C’était le temple qui avait abrité ses premiers émois, l’endroit où il avait pu explorer tous les recoins de sa sexualité.

Sur les portes des cabines, des poèmes à sa gloire, des appréciations sur ses performances, des notes sur dix ou sur vingt et même son numéro de téléphone personnel qu’il avait lui-même gravé à la pointe de son compas de lycéen à côté de la mention « je suce ». Tout cela datait d’une dizaine d’années et malgré ses bons souvenirs il avait, avec le temps et les études au loin, oublié qu’il avait laissé des traces visibles de son passage en ces lieux.

C’est avec son retour en ville et sa récente prise de fonction que le passé s’était rappelé à lui ; lors d’une inspection des locaux avec son adjoint aux affaires sportives, qu’il avait entamé avec une tendresse teintée de nostalgie. Arrivé à hauteur de ces fameuses cabines, son cœur s’était mis à battre plus fort, plus vite, et des gouttes de sueur avaient perlé sur son front. Un simple coup d’œil discret lui avait suffi pour confirmer ce qu’il redoutait. Oui, les inscriptions qui avaient fait sa gloire autant que sa fierté étaient encore là, parfaitement lisibles, comme si elles avaient été faites la veille.
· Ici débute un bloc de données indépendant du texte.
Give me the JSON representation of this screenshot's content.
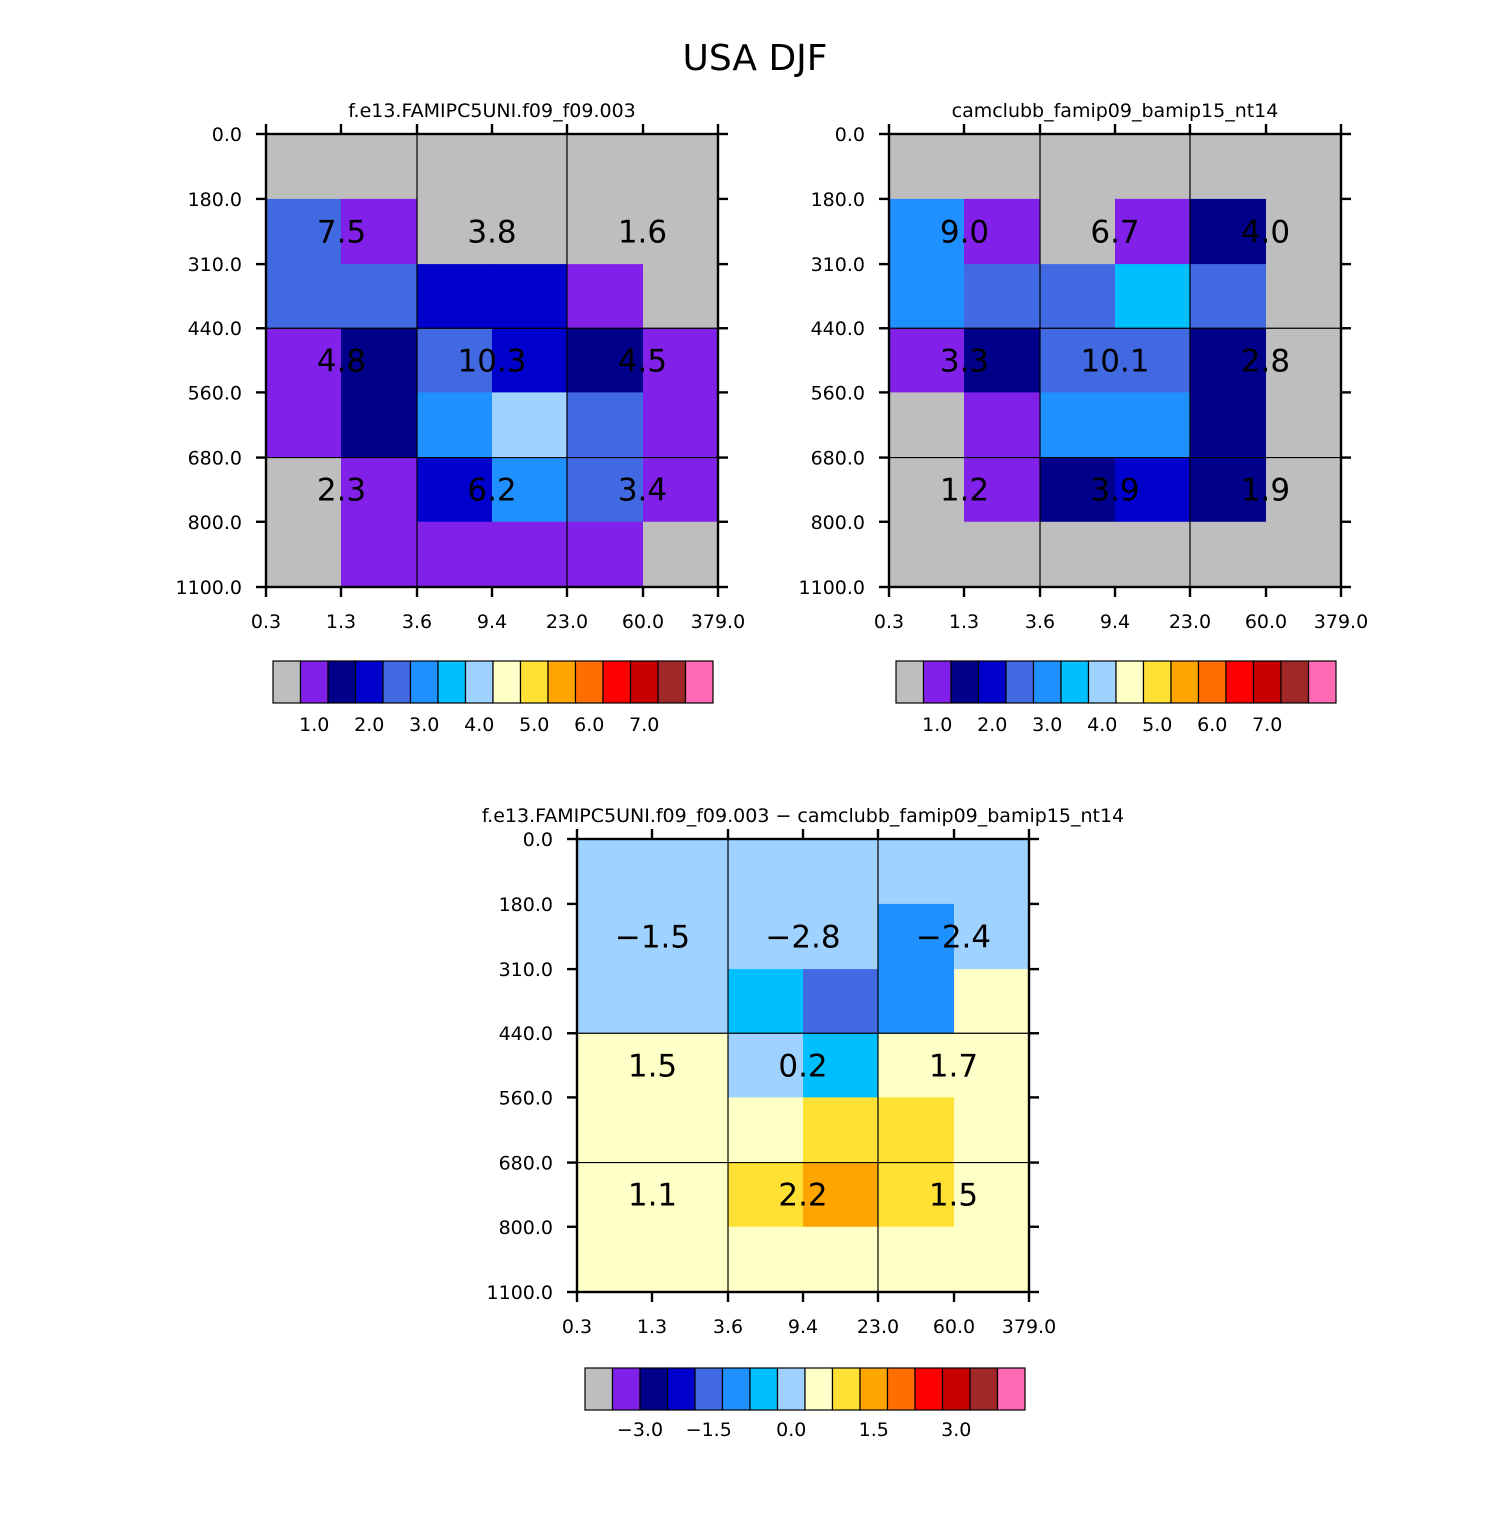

Or depuis ses années lycée, il était monté en grade. Il ne se contentait plus de tapiner dans les cabines des vestiaires, il le faisait maintenant dans les cabinets feutrés et sur les places de marché. Les fellations et sodomies hâtives avaient cédé la place aux couleuvres, aux courbettes et aux promesses intenables. Cela revenait au même, mais rapportait davantage tout en lui conférant une aura de respectabilité. Il ne voulait pas la perdre, cette aura ; il ferait fi de cette tendresse nostalgique et trouverait un moyen pour fermer l’établissement. Le faire raser s’il le pouvait.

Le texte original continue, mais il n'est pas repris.